Purpose: The survival benefit from gemcitabine plus erlotinib was on average marginal for advanced pancreatic cancer (APC) patients. Skin rash developed shortly after starting treatment seemed to be associated with better efficacy and might be used to assist clinical decision-making, but the results across studies were inconsistent. Thus, we conducted a systematic review and meta-analysis.
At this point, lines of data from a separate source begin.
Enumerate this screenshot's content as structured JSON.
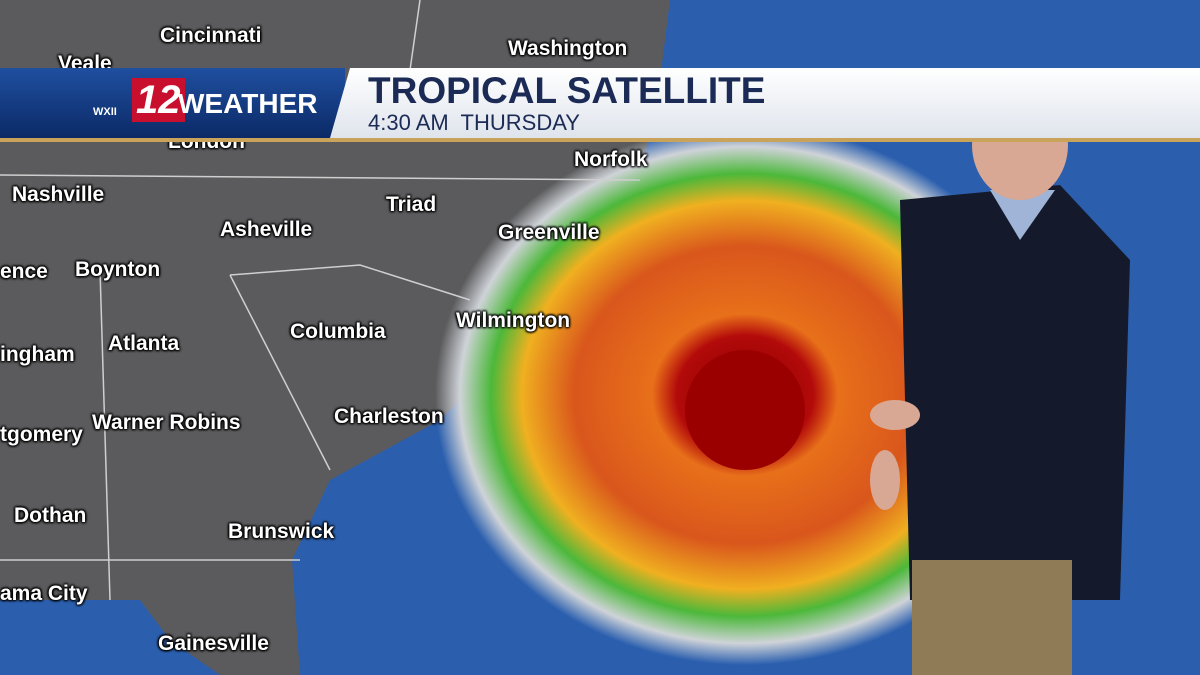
{
  "banner": {
    "station": "WXII",
    "channel": "12",
    "brand": "WEATHER",
    "title": "TROPICAL SATELLITE",
    "subtitle": "4:30 AM  THURSDAY"
  },
  "map_labels": [
    "Cincinnati",
    "Veale",
    "Washington",
    "London",
    "Norfolk",
    "Nashville",
    "Triad",
    "Asheville",
    "Greenville",
    "ence",
    "Boynton",
    "Wilmington",
    "Columbia",
    "ingham",
    "Atlanta",
    "Warner Robins",
    "Charleston",
    "tgomery",
    "Dothan",
    "Brunswick",
    "ama City",
    "Gainesville"
  ]
}
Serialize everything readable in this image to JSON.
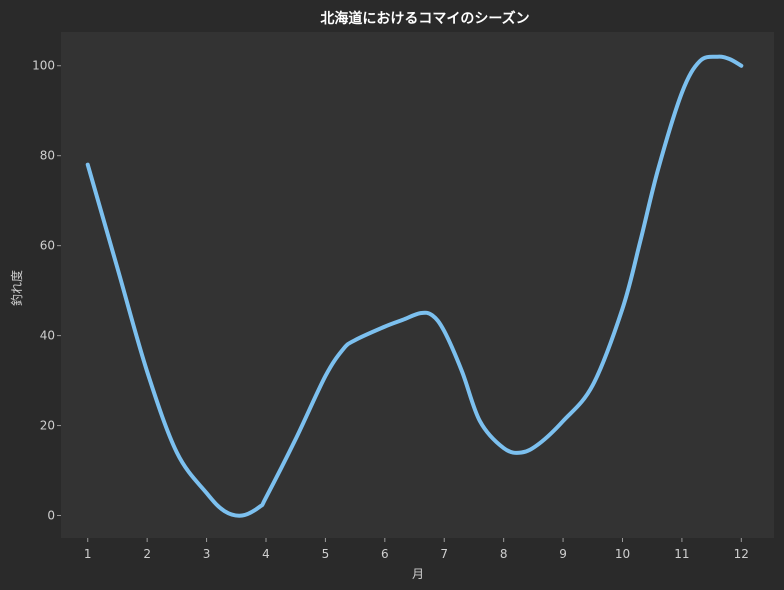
{
  "chart_data": {
    "type": "line",
    "title": "北海道におけるコマイのシーズン",
    "xlabel": "月",
    "ylabel": "釣れ度",
    "x": [
      1,
      1.5,
      2,
      2.5,
      3,
      3.3,
      3.6,
      3.9,
      4,
      4.5,
      5,
      5.3,
      5.5,
      6,
      6.3,
      6.6,
      6.8,
      7,
      7.3,
      7.6,
      8,
      8.3,
      8.6,
      9,
      9.5,
      10,
      10.3,
      10.6,
      11,
      11.3,
      11.6,
      11.8,
      12
    ],
    "series": [
      {
        "values": [
          78,
          55,
          32,
          14,
          5,
          1,
          0,
          2,
          4,
          17,
          31,
          37,
          39,
          42,
          43.5,
          45,
          44.5,
          41,
          32,
          21,
          15,
          14,
          16,
          21,
          29,
          46,
          61,
          77,
          94,
          101,
          102,
          101.5,
          100
        ]
      }
    ],
    "xticks": [
      "1",
      "2",
      "3",
      "4",
      "5",
      "6",
      "7",
      "8",
      "9",
      "10",
      "11",
      "12"
    ],
    "yticks": [
      "0",
      "20",
      "40",
      "60",
      "80",
      "100"
    ],
    "xlim": [
      0.55,
      12.55
    ],
    "ylim": [
      -5,
      107.5
    ],
    "grid": false,
    "colors": {
      "line": "#7cc0ef",
      "plot_bg": "#333333",
      "figure_bg": "#2a2a2a"
    }
  }
}
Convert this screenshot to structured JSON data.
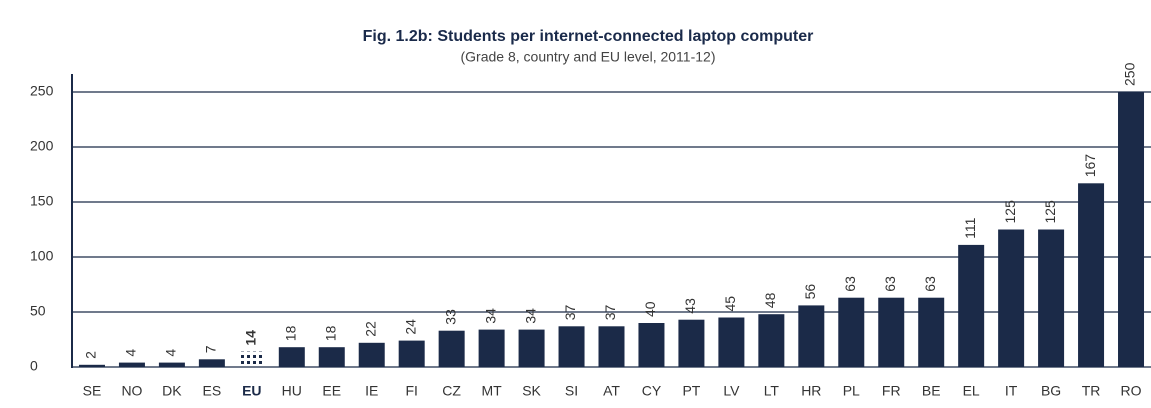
{
  "chart_data": {
    "type": "bar",
    "title": "Fig. 1.2b: Students per internet-connected laptop computer",
    "subtitle": "(Grade 8, country and EU level, 2011-12)",
    "categories": [
      "SE",
      "NO",
      "DK",
      "ES",
      "EU",
      "HU",
      "EE",
      "IE",
      "FI",
      "CZ",
      "MT",
      "SK",
      "SI",
      "AT",
      "CY",
      "PT",
      "LV",
      "LT",
      "HR",
      "PL",
      "FR",
      "BE",
      "EL",
      "IT",
      "BG",
      "TR",
      "RO"
    ],
    "values": [
      2,
      4,
      4,
      7,
      14,
      18,
      18,
      22,
      24,
      33,
      34,
      34,
      37,
      37,
      40,
      43,
      45,
      48,
      56,
      63,
      63,
      63,
      111,
      125,
      125,
      167,
      250
    ],
    "color": "#1b2a48",
    "highlight": "EU",
    "ylim": [
      0,
      250
    ],
    "yticks": [
      0,
      50,
      100,
      150,
      200,
      250
    ],
    "grid": true
  }
}
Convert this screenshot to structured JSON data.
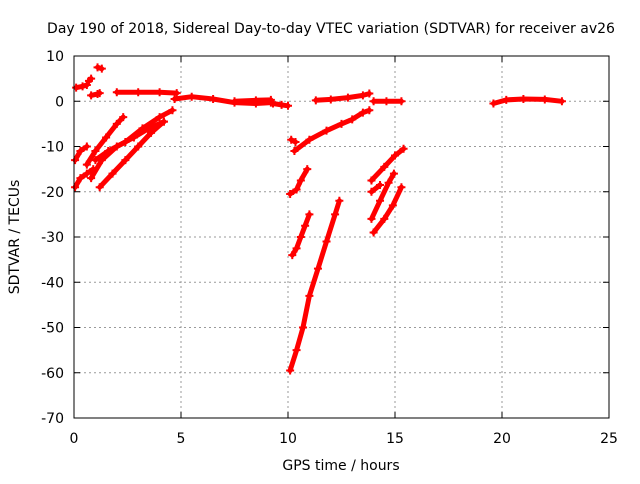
{
  "chart_data": {
    "type": "scatter",
    "title": "Day 190 of 2018, Sidereal Day-to-day VTEC variation (SDTVAR) for receiver av26",
    "xlabel": "GPS time / hours",
    "ylabel": "SDTVAR / TECUs",
    "xlim": [
      0,
      25
    ],
    "ylim": [
      -70,
      10
    ],
    "xticks": [
      0,
      5,
      10,
      15,
      20,
      25
    ],
    "yticks": [
      10,
      0,
      -10,
      -20,
      -30,
      -40,
      -50,
      -60,
      -70
    ],
    "grid": true,
    "grid_style": "dotted",
    "marker_color": "#ff0000",
    "series": [
      {
        "points": [
          [
            0.05,
            -13
          ],
          [
            0.3,
            -11
          ],
          [
            0.6,
            -10
          ]
        ]
      },
      {
        "points": [
          [
            0.05,
            -19
          ],
          [
            0.3,
            -17
          ],
          [
            0.6,
            -16
          ],
          [
            0.9,
            -15
          ]
        ]
      },
      {
        "points": [
          [
            0.1,
            3
          ],
          [
            0.4,
            3.3
          ],
          [
            0.6,
            3.6
          ]
        ]
      },
      {
        "points": [
          [
            0.7,
            4.5
          ],
          [
            0.8,
            5
          ]
        ]
      },
      {
        "points": [
          [
            0.8,
            1.3
          ],
          [
            1.1,
            1.6
          ],
          [
            1.2,
            1.8
          ]
        ]
      },
      {
        "points": [
          [
            1.1,
            7.5
          ],
          [
            1.3,
            7.2
          ]
        ]
      },
      {
        "points": [
          [
            0.6,
            -14
          ],
          [
            1.0,
            -11
          ],
          [
            1.5,
            -8
          ],
          [
            2.0,
            -5
          ],
          [
            2.3,
            -3.5
          ]
        ]
      },
      {
        "points": [
          [
            0.8,
            -17
          ],
          [
            1.3,
            -13
          ],
          [
            2.0,
            -10
          ],
          [
            2.8,
            -8
          ],
          [
            3.5,
            -6
          ],
          [
            4.2,
            -4.5
          ]
        ]
      },
      {
        "points": [
          [
            1.2,
            -19
          ],
          [
            1.8,
            -16
          ],
          [
            2.4,
            -13
          ],
          [
            3.0,
            -10
          ],
          [
            3.6,
            -7
          ],
          [
            4.2,
            -4.5
          ]
        ]
      },
      {
        "points": [
          [
            1.0,
            -13
          ],
          [
            1.6,
            -11
          ],
          [
            2.4,
            -9
          ],
          [
            3.2,
            -6
          ],
          [
            4.0,
            -3.5
          ],
          [
            4.6,
            -2
          ]
        ]
      },
      {
        "points": [
          [
            2.0,
            2
          ],
          [
            3.0,
            2
          ],
          [
            4.0,
            2
          ],
          [
            4.8,
            1.8
          ]
        ]
      },
      {
        "points": [
          [
            4.7,
            0.5
          ],
          [
            5.5,
            1
          ],
          [
            6.5,
            0.5
          ],
          [
            7.5,
            -0.3
          ],
          [
            8.5,
            -0.5
          ],
          [
            9.2,
            -0.3
          ]
        ]
      },
      {
        "points": [
          [
            7.5,
            0
          ],
          [
            8.5,
            0.2
          ],
          [
            9.2,
            0.3
          ]
        ]
      },
      {
        "points": [
          [
            9.3,
            -0.5
          ],
          [
            9.7,
            -0.8
          ],
          [
            10.0,
            -1
          ]
        ]
      },
      {
        "points": [
          [
            10.15,
            -8.5
          ],
          [
            10.35,
            -9
          ]
        ]
      },
      {
        "points": [
          [
            10.3,
            -11
          ],
          [
            11.0,
            -8.5
          ],
          [
            11.8,
            -6.5
          ],
          [
            12.5,
            -5
          ],
          [
            13.0,
            -4
          ],
          [
            13.5,
            -2.5
          ],
          [
            13.8,
            -2
          ]
        ]
      },
      {
        "points": [
          [
            10.1,
            -20.5
          ],
          [
            10.4,
            -19.5
          ],
          [
            10.6,
            -17.5
          ],
          [
            10.9,
            -15
          ]
        ]
      },
      {
        "points": [
          [
            10.2,
            -34
          ],
          [
            10.4,
            -32.5
          ],
          [
            10.6,
            -30
          ],
          [
            10.8,
            -27.5
          ],
          [
            11.0,
            -25
          ]
        ]
      },
      {
        "points": [
          [
            10.1,
            -59.5
          ],
          [
            10.4,
            -55
          ],
          [
            10.7,
            -50
          ],
          [
            11.0,
            -43
          ],
          [
            11.4,
            -37
          ],
          [
            11.8,
            -31
          ],
          [
            12.2,
            -25
          ],
          [
            12.4,
            -22
          ]
        ]
      },
      {
        "points": [
          [
            11.3,
            0.2
          ],
          [
            12.0,
            0.4
          ],
          [
            12.8,
            0.8
          ],
          [
            13.5,
            1.3
          ],
          [
            13.8,
            1.7
          ]
        ]
      },
      {
        "points": [
          [
            14.0,
            0
          ],
          [
            14.6,
            0
          ],
          [
            15.3,
            0
          ]
        ]
      },
      {
        "points": [
          [
            13.9,
            -17.5
          ],
          [
            14.5,
            -14.5
          ],
          [
            15.0,
            -12
          ],
          [
            15.4,
            -10.5
          ]
        ]
      },
      {
        "points": [
          [
            13.9,
            -20
          ],
          [
            14.3,
            -18.5
          ]
        ]
      },
      {
        "points": [
          [
            13.9,
            -26
          ],
          [
            14.3,
            -22
          ],
          [
            14.7,
            -18
          ],
          [
            14.95,
            -16
          ]
        ]
      },
      {
        "points": [
          [
            14.0,
            -29
          ],
          [
            14.5,
            -26
          ],
          [
            14.9,
            -23
          ],
          [
            15.3,
            -19
          ]
        ]
      },
      {
        "points": [
          [
            19.6,
            -0.5
          ],
          [
            20.2,
            0.3
          ],
          [
            21.0,
            0.5
          ],
          [
            22.0,
            0.4
          ],
          [
            22.8,
            0
          ]
        ]
      }
    ]
  }
}
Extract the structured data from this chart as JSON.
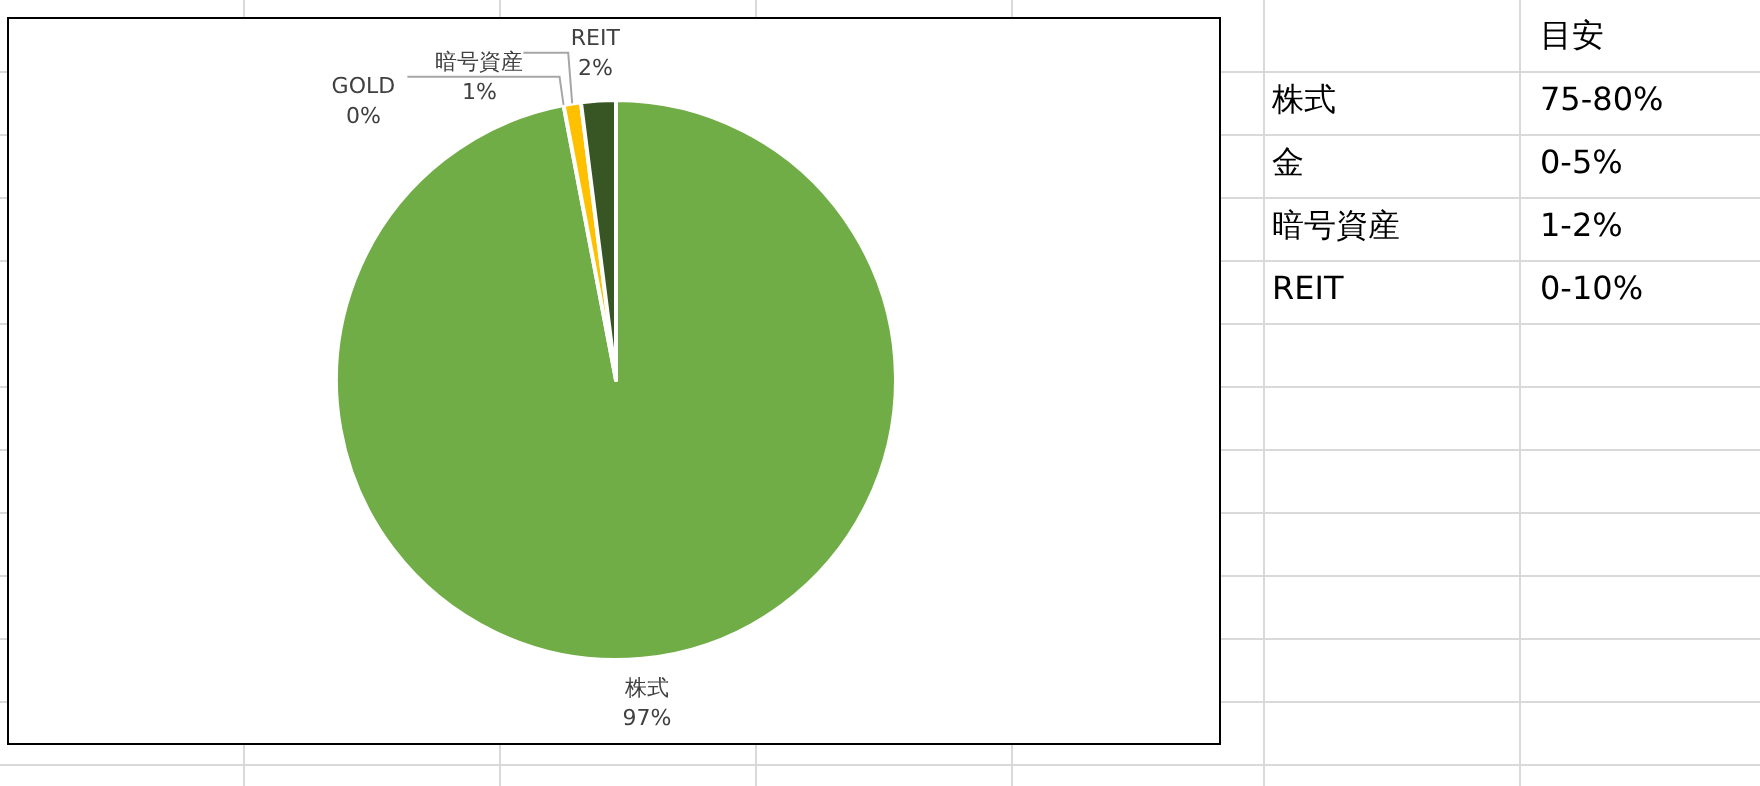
{
  "chart_data": [
    {
      "type": "pie",
      "categories": [
        "株式",
        "GOLD",
        "暗号資産",
        "REIT"
      ],
      "values": [
        97,
        0,
        1,
        2
      ],
      "colors": [
        "#70ad47",
        "#a5a5a5",
        "#ffc000",
        "#375623"
      ],
      "value_labels": [
        "97%",
        "0%",
        "1%",
        "2%"
      ]
    },
    {
      "type": "other",
      "title": "目安",
      "categories": [
        "株式",
        "金",
        "暗号資産",
        "REIT"
      ],
      "value_labels": [
        "75-80%",
        "0-5%",
        "1-2%",
        "0-10%"
      ]
    }
  ]
}
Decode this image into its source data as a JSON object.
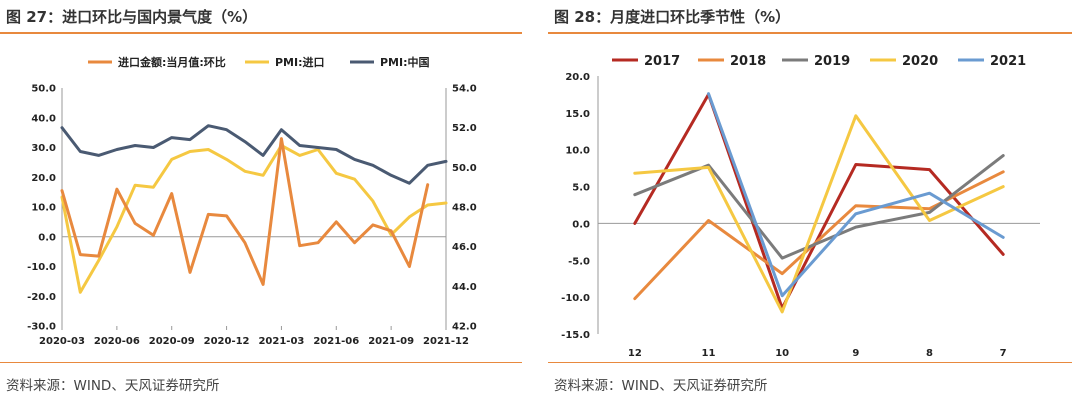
{
  "left": {
    "title": "图 27：进口环比与国内景气度（%）",
    "source": "资料来源：WIND、天风证券研究所",
    "chart_data": {
      "type": "line",
      "x": [
        "2020-03",
        "2020-04",
        "2020-05",
        "2020-06",
        "2020-07",
        "2020-08",
        "2020-09",
        "2020-10",
        "2020-11",
        "2020-12",
        "2021-01",
        "2021-02",
        "2021-03",
        "2021-04",
        "2021-05",
        "2021-06",
        "2021-07",
        "2021-08",
        "2021-09",
        "2021-10",
        "2021-11",
        "2021-12"
      ],
      "x_tick_labels": [
        "2020-03",
        "2020-06",
        "2020-09",
        "2020-12",
        "2021-03",
        "2021-06",
        "2021-09",
        "2021-12"
      ],
      "ylim_left": [
        -30,
        50
      ],
      "y_ticks_left": [
        "50.0",
        "40.0",
        "30.0",
        "20.0",
        "10.0",
        "0.0",
        "-10.0",
        "-20.0",
        "-30.0"
      ],
      "ylim_right": [
        42,
        54
      ],
      "y_ticks_right": [
        "54.0",
        "52.0",
        "50.0",
        "48.0",
        "46.0",
        "44.0",
        "42.0"
      ],
      "legend_position": "top",
      "series": [
        {
          "name": "进口金额:当月值:环比",
          "axis": "left",
          "color": "#e8893e",
          "values": [
            15.5,
            -6,
            -6.5,
            16,
            4.5,
            0.5,
            14.5,
            -12,
            7.5,
            7,
            -2,
            -16,
            33,
            -3,
            -2,
            5,
            -2,
            4,
            2,
            -10,
            17.5,
            null
          ]
        },
        {
          "name": "PMI:进口",
          "axis": "right",
          "color": "#f5c842",
          "values": [
            48.5,
            43.7,
            45.3,
            47.0,
            49.1,
            49.0,
            50.4,
            50.8,
            50.9,
            50.4,
            49.8,
            49.6,
            51.1,
            50.6,
            50.9,
            49.7,
            49.4,
            48.3,
            46.6,
            47.5,
            48.1,
            48.2
          ]
        },
        {
          "name": "PMI:中国",
          "axis": "right",
          "color": "#4a5a72",
          "values": [
            52.0,
            50.8,
            50.6,
            50.9,
            51.1,
            51.0,
            51.5,
            51.4,
            52.1,
            51.9,
            51.3,
            50.6,
            51.9,
            51.1,
            51.0,
            50.9,
            50.4,
            50.1,
            49.6,
            49.2,
            50.1,
            50.3
          ]
        }
      ]
    }
  },
  "right": {
    "title": "图 28：月度进口环比季节性（%）",
    "source": "资料来源：WIND、天风证券研究所",
    "chart_data": {
      "type": "line",
      "categories": [
        "12",
        "11",
        "10",
        "9",
        "8",
        "7"
      ],
      "ylim": [
        -15,
        20
      ],
      "y_ticks": [
        "20.0",
        "15.0",
        "10.0",
        "5.0",
        "0.0",
        "-5.0",
        "-10.0",
        "-15.0"
      ],
      "legend_position": "top",
      "series": [
        {
          "name": "2017",
          "color": "#b52a22",
          "values": [
            0.0,
            17.5,
            -11.5,
            8.0,
            7.3,
            -4.2
          ]
        },
        {
          "name": "2018",
          "color": "#e8893e",
          "values": [
            -10.2,
            0.4,
            -6.8,
            2.4,
            2.0,
            7.0
          ]
        },
        {
          "name": "2019",
          "color": "#7b7b7b",
          "values": [
            3.9,
            7.9,
            -4.7,
            -0.5,
            1.5,
            9.2
          ]
        },
        {
          "name": "2020",
          "color": "#f5c842",
          "values": [
            6.8,
            7.6,
            -12.0,
            14.6,
            0.4,
            5.0
          ]
        },
        {
          "name": "2021",
          "color": "#6a9bd1",
          "values": [
            null,
            17.6,
            -9.8,
            1.3,
            4.1,
            -1.9
          ]
        }
      ]
    }
  }
}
Methods: PubMed, Embase, Cochrane Central Register of Controlled Trials, three Chinese databases, and the abstracts of important conferences were searched for eligible studies. The primary outcome was overall survival (OS), and the secondary outcomes were progression-free survival (PFS) and objective response. The random-effects model was used to pool results across studies if heterogeneity was substantial. Otherwise, the fixed-effect model was used.
Results: A total of 16 studies with 1,776 patients were included. Patients who developed skin rash during treatment had longer OS (8.9 vs 4.9 months, HR=0.57, 95% CI 0.50-0.64) and longer PFS (4.5 vs 2.4 months, HR=0.53, 95% CI 0.40-0.68) than those who did not. A dose- response relationship was also observed for both OS (HR=0.64 for grade-1 rash vs no rash and HR=0.46 for ≥grade-2 rash vs no rash) and PFS (HR=0.72 for grade-1 rash vs no rash and HR=0.43 for ≥grade-2 rash vs no rash).
Conclusion: Skin rash was associated with better OS and PFS in APC patients treated with gemcitabine plus erlotinib. It might be used as a marker for efficacy to guide clinical decision-making toward a more precise and personalized treatment.
Keywords: acne; pancreatic neoplasms; prognosis; targeted treatment.